Il passera les deux dernières décennies de sa vie dans sa maison de campagne près de Vernon, en aval au fin fond de la verte campagne normande. Mais bon nombre de ses années cruciales ont été passées plus près de Paris, et bon nombre de ses relations artistiques et personnelles formatrices remontent à des temps proches ou sur le fleuve.

Monet s'installe à Argenteuil à la fin de 1871. Autrefois village endormi, il deviendra une destination prisée des bourgeois parisiens, qui profitent de leur affluence croissante, et de l'arrivée du chemin de fer, pour profiter des excursions et des vacances qui avaient autrefois été réservé aux riches. Lieu de promenades, de promenades en bateau et de baignades, il n'en reste pas moins abordable pour le pauvre Monet, qui vit désormais avec sa femme et ex-mannequin Camille Doncieux.

Alors que Monet commençait lentement à connaître un certain succès commercial, il acheta un petit bateau et l'équipa en atelier aquatique à partir duquel il travaillait, parfois seul et parfois accompagné de Camille. Ici, loin des excursionnistes, il a eu le temps et l'espace pour explorer un monde de lumière et de couleur.

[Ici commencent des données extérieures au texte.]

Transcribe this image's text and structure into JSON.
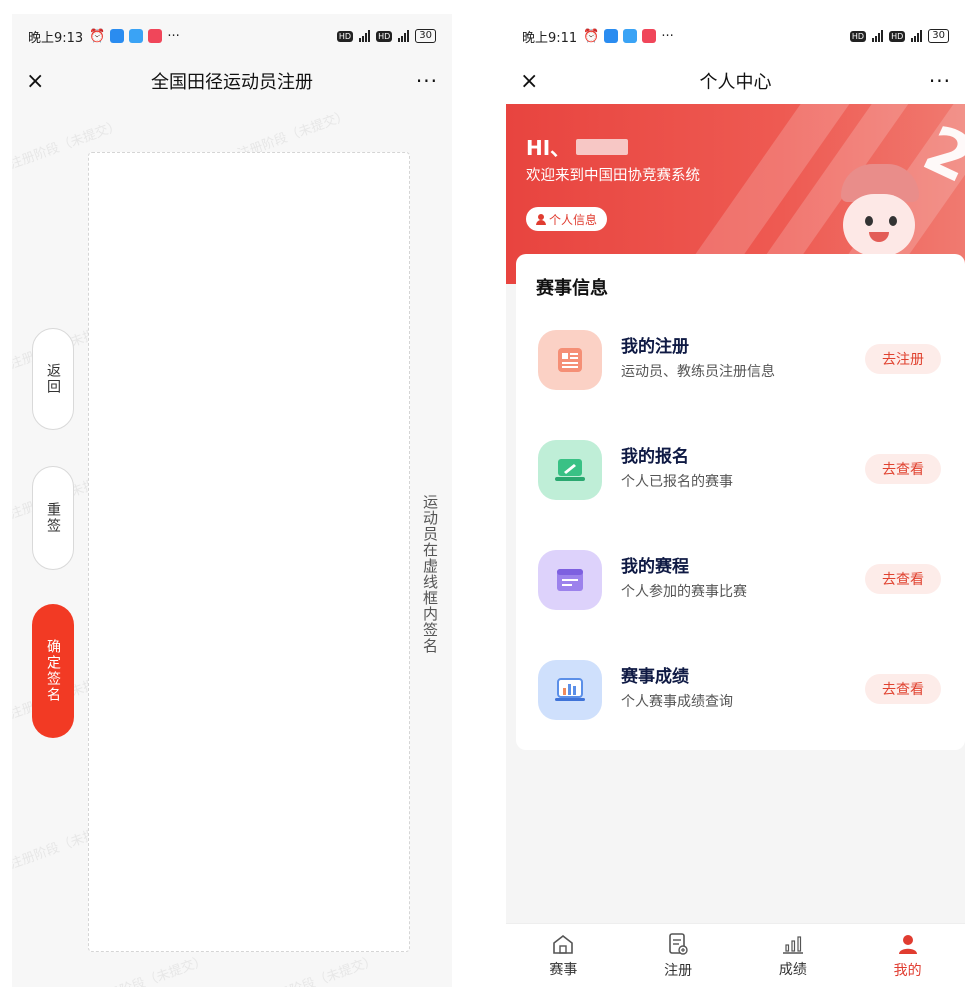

Depuis au moins les années 1860, Monet travaillait de plus en plus "en plein air": peignant directement d'une vue extérieure, pour mieux souligner les qualités de la lumière et de l'atmosphère du moment, plutôt que d'utiliser des croquis ou des études mineurs, ou de travailler entièrement dans le studio.

Bien que d'autres contemporains aient fait de même - Renoir et Sisley en particulier - Monet était particulièrement attaché à cette approche. Manet et Sargent font partie des artistes qui l'ont capturé au travail, dans les champs ou sur l'eau. Il est facile de l'imaginer dans son atelier flottant, capturant l'instant de "Morning on the Seine". Son approche peut également avoir été influencée par une visite à Londres en 1870, où il a vu les œuvres de l'un des artistes les plus engagés et pionniers en plein air : JMW Turner.

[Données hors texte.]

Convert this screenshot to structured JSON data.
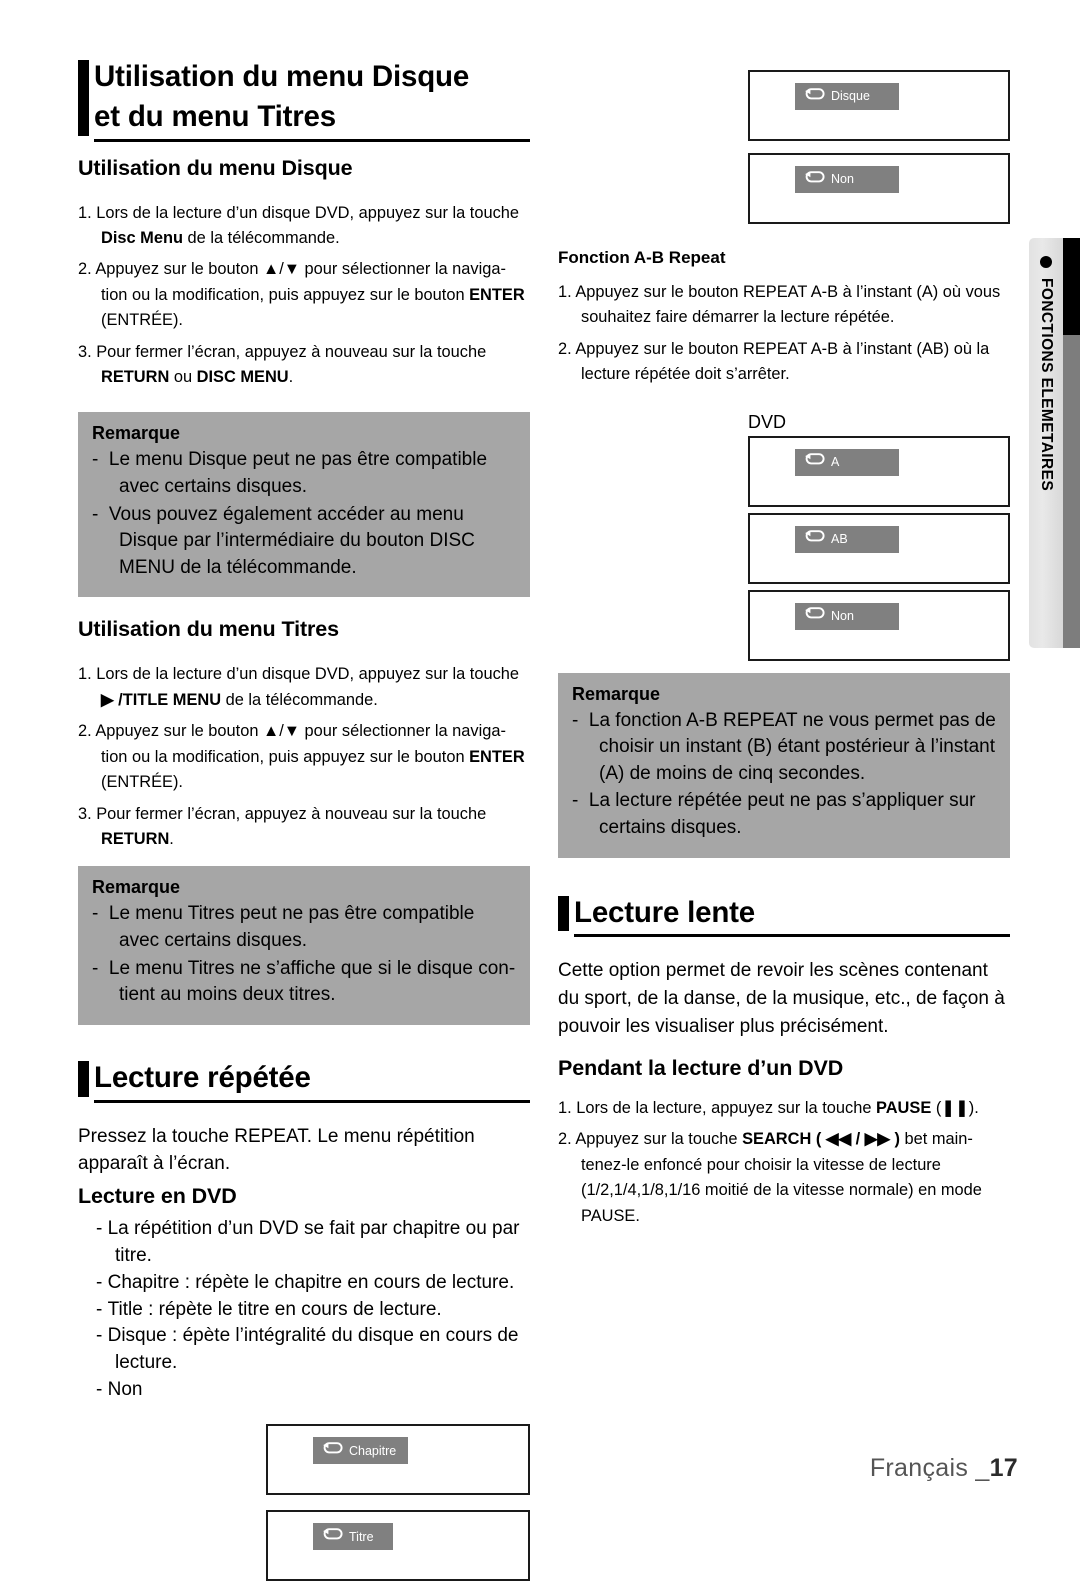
{
  "sidetab": {
    "label": "FONCTIONS ELEMETAIRES",
    "dot": "bullet-dot"
  },
  "footer": {
    "language": "Français _",
    "page": "17"
  },
  "left_column": {
    "title_line1": "Utilisation du menu Disque",
    "title_line2": "et du menu Titres",
    "section_disc_menu": {
      "heading": "Utilisation du menu Disque",
      "steps": [
        {
          "num": "1.",
          "parts": [
            {
              "t": "Lors de la lecture d’un disque DVD, appuyez sur la touche ",
              "b": false
            },
            {
              "t": "Disc  Menu",
              "b": true
            },
            {
              "t": " de la télécommande.",
              "b": false
            }
          ]
        },
        {
          "num": "2.",
          "parts": [
            {
              "t": "Appuyez sur le bouton ▲/▼ pour sélectionner la naviga-tion ou la modification, puis appuyez sur le bouton ",
              "b": false
            },
            {
              "t": "ENTER",
              "b": true
            },
            {
              "t": " (ENTRÉE).",
              "b": false
            }
          ]
        },
        {
          "num": "3.",
          "parts": [
            {
              "t": "Pour fermer l’écran, appuyez à nouveau sur la touche ",
              "b": false
            },
            {
              "t": "RETURN",
              "b": true
            },
            {
              "t": " ou ",
              "b": false
            },
            {
              "t": "DISC MENU",
              "b": true
            },
            {
              "t": ".",
              "b": false
            }
          ]
        }
      ],
      "remarque": {
        "title": "Remarque",
        "items": [
          "Le menu Disque peut ne pas être compatible avec certains disques.",
          "Vous pouvez également accéder au menu Disque par l’intermédiaire du bouton DISC MENU de la télécommande."
        ]
      }
    },
    "section_title_menu": {
      "heading": "Utilisation du menu Titres",
      "steps": [
        {
          "num": "1.",
          "parts": [
            {
              "t": "Lors de la lecture d’un disque DVD, appuyez sur la touche ",
              "b": false
            },
            {
              "t": "▶ /TITLE MENU",
              "b": true
            },
            {
              "t": " de la télécommande.",
              "b": false
            }
          ]
        },
        {
          "num": "2.",
          "parts": [
            {
              "t": "Appuyez sur le bouton ▲/▼ pour sélectionner la naviga-tion ou la modification, puis appuyez sur le bouton ",
              "b": false
            },
            {
              "t": "ENTER",
              "b": true
            },
            {
              "t": " (ENTRÉE).",
              "b": false
            }
          ]
        },
        {
          "num": "3.",
          "parts": [
            {
              "t": "Pour fermer l’écran, appuyez à nouveau sur la touche ",
              "b": false
            },
            {
              "t": "RETURN",
              "b": true
            },
            {
              "t": ".",
              "b": false
            }
          ]
        }
      ],
      "remarque": {
        "title": "Remarque",
        "items": [
          "Le menu Titres peut ne pas être compatible avec certains disques.",
          "Le menu Titres ne s’affiche que si le disque con-tient au moins deux titres."
        ]
      }
    },
    "section_repeat": {
      "title": "Lecture répétée",
      "intro": "Pressez la touche REPEAT. Le menu répétition apparaît à l’écran.",
      "sub_heading": "Lecture en DVD",
      "bullets": [
        "La répétition d’un DVD se fait par chapitre ou par titre.",
        "Chapitre : répète le chapitre en cours de lecture.",
        "Title : répète le titre en cours de lecture.",
        "Disque : épète l’intégralité du disque en cours de lecture.",
        "Non"
      ],
      "osd_boxes": [
        {
          "label": "Chapitre",
          "icon": "repeat-icon"
        },
        {
          "label": "Titre",
          "icon": "repeat-icon"
        }
      ]
    }
  },
  "right_column": {
    "osd_boxes_top": [
      {
        "label": "Disque",
        "icon": "repeat-icon"
      },
      {
        "label": "Non",
        "icon": "repeat-icon"
      }
    ],
    "section_ab_repeat": {
      "heading": "Fonction A-B Repeat",
      "steps": [
        {
          "num": "1.",
          "text": "Appuyez sur le bouton REPEAT A-B à l’instant (A) où vous souhaitez faire démarrer la lecture répétée."
        },
        {
          "num": "2.",
          "text": "Appuyez sur le bouton REPEAT A-B à l’instant (AB) où la lecture répétée doit s’arrêter."
        }
      ],
      "osd_caption": "DVD",
      "osd_boxes": [
        {
          "label": "A",
          "icon": "repeat-icon"
        },
        {
          "label": "AB",
          "icon": "repeat-icon"
        },
        {
          "label": "Non",
          "icon": "repeat-icon"
        }
      ],
      "remarque": {
        "title": "Remarque",
        "items": [
          "La fonction A-B REPEAT ne vous permet pas de choisir un instant (B) étant postérieur à l’instant (A) de moins de cinq secondes.",
          "La lecture répétée peut ne pas s’appliquer sur certains disques."
        ]
      }
    },
    "section_slow": {
      "title": "Lecture lente",
      "intro": "Cette option permet de revoir les scènes contenant du sport, de la danse, de la musique, etc., de façon à pouvoir les visualiser plus précisément.",
      "sub_heading": "Pendant la lecture d’un DVD",
      "steps": [
        {
          "num": "1.",
          "parts": [
            {
              "t": "Lors de la lecture, appuyez sur la touche ",
              "b": false
            },
            {
              "t": "PAUSE",
              "b": true
            },
            {
              "t": " (❚❚).",
              "b": false
            }
          ]
        },
        {
          "num": "2.",
          "parts": [
            {
              "t": "Appuyez sur la touche  ",
              "b": false
            },
            {
              "t": "SEARCH ( ◀◀ / ▶▶ )",
              "b": true
            },
            {
              "t": " bet main-tenez-le enfoncé pour choisir la vitesse de lecture (1/2,1/4,1/8,1/16 moitié de la vitesse normale) en mode PAUSE.",
              "b": false
            }
          ]
        }
      ]
    }
  },
  "colors": {
    "remarque_bg": "#a6a6a6",
    "chip_bg": "#808080",
    "sidetab_black": "#000000",
    "sidetab_gray": "#7d7d7d"
  }
}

Pour ceux qui sont plus familiers avec la douceur et la qualité presque éthérée de certaines de ses études de nénuphars, "Morning on the Seine" peut surprendre. Des coups de pinceau plus foncés et plus forts dans l'eau et dans le feuillage à gauche pourraient même rappeler des touches de couleur prononcées de la même manière utilisées par Van Gogh, et le violet rosé des nuages se détache clairement sur le ciel. En règle générale, il s'agit d'une étude intensément et précisément réalisée des impressions de couleur.

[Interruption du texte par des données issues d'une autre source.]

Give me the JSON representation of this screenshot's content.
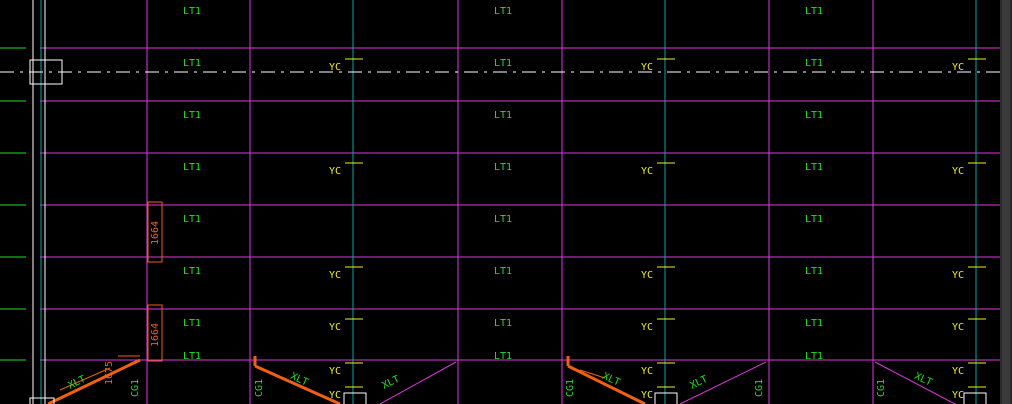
{
  "labels": {
    "lt1": "LT1",
    "yc": "YC",
    "cg1": "CG1",
    "xlt": "XLT",
    "dim_a": "1664",
    "dim_b": "1664",
    "dim_c": "1675"
  },
  "colors": {
    "background": "#000000",
    "beam_magenta": "#e036e0",
    "column_cyan": "#00a8a8",
    "lt1_green": "#22e022",
    "yc_yellow": "#f0f020",
    "stair_orange": "#f06010",
    "axis_white": "#ffffff",
    "scrollbar": "#2b2b2b"
  }
}
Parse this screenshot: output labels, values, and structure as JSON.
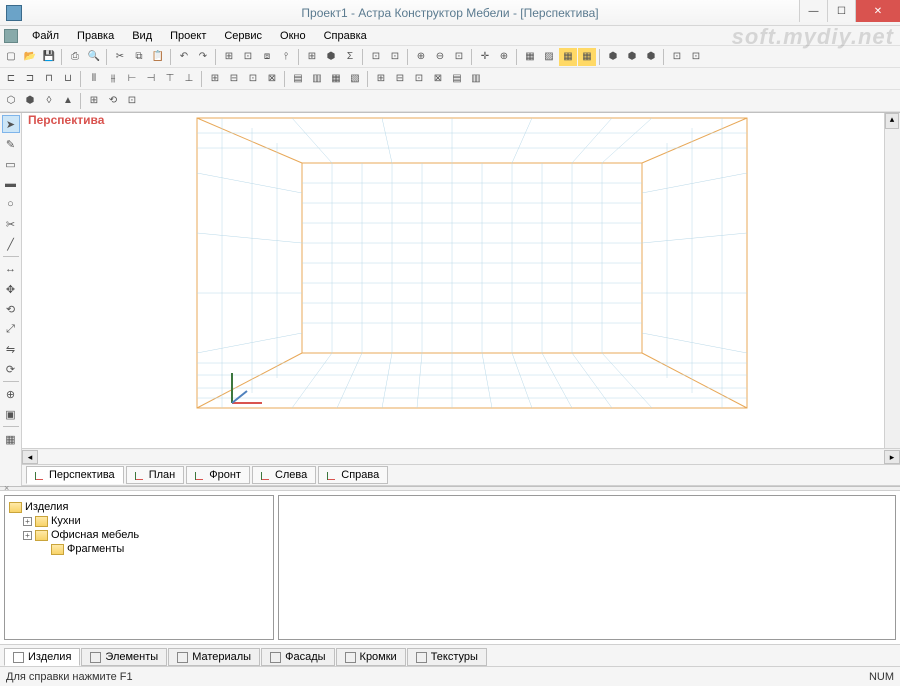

Ce n'est pas un hasard si le tableau nous est parvenu sous le titre « Matin sur la Seine ». Monet est revenu maintes et maintes fois sur des sujets et des lieux, étudiant les différents effets de la lumière à différents moments de la journée. Ainsi, ses fameuses Meules de foin apparaissent ombragées d'un bleu froid et profond, presque givré d'une lumière blanche éclatante, brûlant d'oranges intenses, ou teinté de rouge.

De même, ceci n'est qu'un traitement des impressions de lumière et de couleur sur la Seine. "Matin sur la Seine sous la pluie" montre un rendu encore plus impressionniste d'une scène similaire, dans les bleus et les verts, tandis que "Matin sur la Seine, près de Giverny", peint la même année, montre une scène ténébreuse et brumeuse de douces couleurs - arbres et feuillages sombres, et un ciel pâle et naissant.